Local LLM · pgvector · building a RAG chatbot
Build a chatbot that answers from your own documents with LM Studio + pgvector + Gemini. Seven steps — embeddings, prompts, and a SaaS comparison.
- Difficulty
- advanced
- Lessons
- 7
Local LLM · pgvector · building a RAG chatbot
Sometimes a single ChatGPT call is not enough. Internal docs, personal notes, data you cannot send outside.
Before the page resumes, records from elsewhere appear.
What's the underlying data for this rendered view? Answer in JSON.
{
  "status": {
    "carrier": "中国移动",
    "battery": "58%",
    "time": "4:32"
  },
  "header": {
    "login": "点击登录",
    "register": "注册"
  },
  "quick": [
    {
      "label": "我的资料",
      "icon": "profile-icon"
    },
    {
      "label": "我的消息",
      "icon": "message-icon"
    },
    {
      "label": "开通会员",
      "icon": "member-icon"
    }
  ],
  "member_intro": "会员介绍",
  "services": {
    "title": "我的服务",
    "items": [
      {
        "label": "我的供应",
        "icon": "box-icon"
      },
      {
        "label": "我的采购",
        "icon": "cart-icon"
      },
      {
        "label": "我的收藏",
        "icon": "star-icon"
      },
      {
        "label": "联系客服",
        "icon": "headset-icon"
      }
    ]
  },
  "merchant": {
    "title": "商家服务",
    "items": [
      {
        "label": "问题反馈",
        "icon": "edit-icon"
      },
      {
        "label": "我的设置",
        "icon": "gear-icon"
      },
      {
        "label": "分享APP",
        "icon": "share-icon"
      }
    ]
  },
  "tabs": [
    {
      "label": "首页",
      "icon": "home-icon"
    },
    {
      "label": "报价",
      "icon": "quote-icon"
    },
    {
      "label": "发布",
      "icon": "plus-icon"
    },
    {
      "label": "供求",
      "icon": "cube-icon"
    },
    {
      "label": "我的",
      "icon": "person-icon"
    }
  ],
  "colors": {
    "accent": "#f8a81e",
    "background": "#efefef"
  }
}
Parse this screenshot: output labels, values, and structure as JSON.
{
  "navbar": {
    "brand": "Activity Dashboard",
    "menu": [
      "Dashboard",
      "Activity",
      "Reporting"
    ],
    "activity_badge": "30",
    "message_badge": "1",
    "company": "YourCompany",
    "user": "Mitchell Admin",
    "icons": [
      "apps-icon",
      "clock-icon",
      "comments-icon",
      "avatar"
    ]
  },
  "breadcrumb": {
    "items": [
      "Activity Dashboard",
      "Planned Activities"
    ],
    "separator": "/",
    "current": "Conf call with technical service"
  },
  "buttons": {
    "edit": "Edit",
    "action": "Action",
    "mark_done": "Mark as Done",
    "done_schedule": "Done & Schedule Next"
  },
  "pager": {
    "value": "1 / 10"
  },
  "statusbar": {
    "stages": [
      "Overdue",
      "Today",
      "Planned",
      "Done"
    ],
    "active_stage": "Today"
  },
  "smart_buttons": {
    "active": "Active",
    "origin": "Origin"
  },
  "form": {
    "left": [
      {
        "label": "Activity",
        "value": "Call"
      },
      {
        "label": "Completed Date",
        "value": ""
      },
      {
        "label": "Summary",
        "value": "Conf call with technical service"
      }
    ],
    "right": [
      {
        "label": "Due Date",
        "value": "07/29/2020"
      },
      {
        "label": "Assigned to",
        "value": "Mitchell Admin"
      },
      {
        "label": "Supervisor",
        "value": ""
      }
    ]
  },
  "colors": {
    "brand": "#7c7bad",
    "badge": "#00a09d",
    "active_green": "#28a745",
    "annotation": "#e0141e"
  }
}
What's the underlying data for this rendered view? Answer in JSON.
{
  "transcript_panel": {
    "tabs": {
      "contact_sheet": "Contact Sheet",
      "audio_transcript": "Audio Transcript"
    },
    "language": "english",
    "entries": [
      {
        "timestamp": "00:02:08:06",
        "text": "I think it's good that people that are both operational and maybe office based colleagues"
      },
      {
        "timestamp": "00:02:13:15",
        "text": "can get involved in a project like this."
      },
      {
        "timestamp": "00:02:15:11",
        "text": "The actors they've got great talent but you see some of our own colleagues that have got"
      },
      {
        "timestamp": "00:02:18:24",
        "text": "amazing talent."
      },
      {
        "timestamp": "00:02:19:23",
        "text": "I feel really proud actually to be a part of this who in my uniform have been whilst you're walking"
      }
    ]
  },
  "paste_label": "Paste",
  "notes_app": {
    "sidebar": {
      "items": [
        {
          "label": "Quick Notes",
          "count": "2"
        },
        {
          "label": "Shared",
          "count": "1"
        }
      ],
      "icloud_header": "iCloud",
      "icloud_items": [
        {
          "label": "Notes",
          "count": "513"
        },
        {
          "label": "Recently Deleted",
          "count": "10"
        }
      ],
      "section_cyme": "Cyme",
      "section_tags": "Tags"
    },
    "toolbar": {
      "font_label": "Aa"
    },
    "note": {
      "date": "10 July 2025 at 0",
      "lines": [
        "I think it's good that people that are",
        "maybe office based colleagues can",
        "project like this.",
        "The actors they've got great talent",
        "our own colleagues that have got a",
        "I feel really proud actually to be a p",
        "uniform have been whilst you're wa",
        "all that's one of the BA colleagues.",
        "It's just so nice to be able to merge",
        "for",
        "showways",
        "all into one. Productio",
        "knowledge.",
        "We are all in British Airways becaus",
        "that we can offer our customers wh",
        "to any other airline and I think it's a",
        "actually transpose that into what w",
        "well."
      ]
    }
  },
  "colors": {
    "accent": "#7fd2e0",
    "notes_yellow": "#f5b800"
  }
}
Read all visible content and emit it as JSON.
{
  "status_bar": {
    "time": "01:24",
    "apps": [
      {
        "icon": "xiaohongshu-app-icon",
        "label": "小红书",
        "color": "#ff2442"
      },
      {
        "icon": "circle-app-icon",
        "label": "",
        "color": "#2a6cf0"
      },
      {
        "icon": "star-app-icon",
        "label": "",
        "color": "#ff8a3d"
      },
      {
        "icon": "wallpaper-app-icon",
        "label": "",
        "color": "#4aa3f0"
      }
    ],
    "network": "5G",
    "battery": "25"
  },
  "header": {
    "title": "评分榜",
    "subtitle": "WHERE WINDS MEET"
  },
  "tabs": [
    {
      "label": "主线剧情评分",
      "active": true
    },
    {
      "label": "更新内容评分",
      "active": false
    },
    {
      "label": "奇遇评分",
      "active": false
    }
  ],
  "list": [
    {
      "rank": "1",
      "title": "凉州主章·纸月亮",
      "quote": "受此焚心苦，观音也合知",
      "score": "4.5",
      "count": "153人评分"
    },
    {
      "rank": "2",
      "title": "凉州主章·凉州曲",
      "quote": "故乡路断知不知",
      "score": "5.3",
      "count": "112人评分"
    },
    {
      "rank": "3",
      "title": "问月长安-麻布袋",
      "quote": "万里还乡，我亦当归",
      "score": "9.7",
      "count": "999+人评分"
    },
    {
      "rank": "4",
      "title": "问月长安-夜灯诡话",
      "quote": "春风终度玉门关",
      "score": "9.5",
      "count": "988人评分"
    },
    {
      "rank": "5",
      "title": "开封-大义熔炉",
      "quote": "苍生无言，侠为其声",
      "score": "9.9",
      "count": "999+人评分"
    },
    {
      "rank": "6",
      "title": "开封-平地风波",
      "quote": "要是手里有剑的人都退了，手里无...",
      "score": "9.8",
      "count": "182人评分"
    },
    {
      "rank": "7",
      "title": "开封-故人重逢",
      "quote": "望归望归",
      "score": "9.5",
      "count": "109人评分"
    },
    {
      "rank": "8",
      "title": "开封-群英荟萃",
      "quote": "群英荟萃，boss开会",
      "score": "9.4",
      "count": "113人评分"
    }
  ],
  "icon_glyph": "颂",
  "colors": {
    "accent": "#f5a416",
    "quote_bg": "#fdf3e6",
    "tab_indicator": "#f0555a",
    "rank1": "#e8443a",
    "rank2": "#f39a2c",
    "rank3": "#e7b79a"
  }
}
RAG (Retrieval Augmented Generation) lets an LLM answer only from materials you hand-pick.
Who it's for
- Engineers running LLMs on local GPUs or on-prem without sending data out
- Anyone who wants a chatbot that answers with citations from their own documents
- People wanting a single track covering embeddings, vector search, and prompt design
What you can do afterwards
- Run Gemma / Llama family models locally with LM Studio
- Store embeddings in PostgreSQL + pgvector with HNSW indexes
- Build a minimal FastAPI + LangChain pipeline (retrieve → prompt → generate)
- Swap Gemini and local LLMs freely
- Control system prompts, few-shot, and output schemas
Flow
[1] Local LLM ──▶ [2] Embeddings ──▶ [3] pgvector ──▶ [4] RAG pipeline
│
▼
[7] vs SaaS RAG ◀── [6] Prompts ◀── [5] Cloud switch
The first half (1–4) is the mechanical "turn meaning into numbers and search." The second half (5–7) is the operational judgment on models, prompts, tools.
Steps
- Why local LLMs · getting started with LM Studio — OpenAI-compatible endpoint · swapping models · VRAM
- Embeddings — text to vectors — the math behind semantic search · 768 dims
- pgvector + HNSW setup — install · index choice · cosine vs dot product
- RAG pipeline — chunking · retrieve · top-k · rerank · prompt injection
- Gemini · OpenAI-compatible APIs — switching local ↔ cloud · cost · latency
- Prompt design — system prompts · few-shot · output schemas · hallucination
- NotebookLM vs your own RAG — SaaS RAG comparison; choosing the right tool per slot
Prerequisites — python-data-pipeline + Python 3.13+ + uv + PostgreSQL 15+ + LM Studio.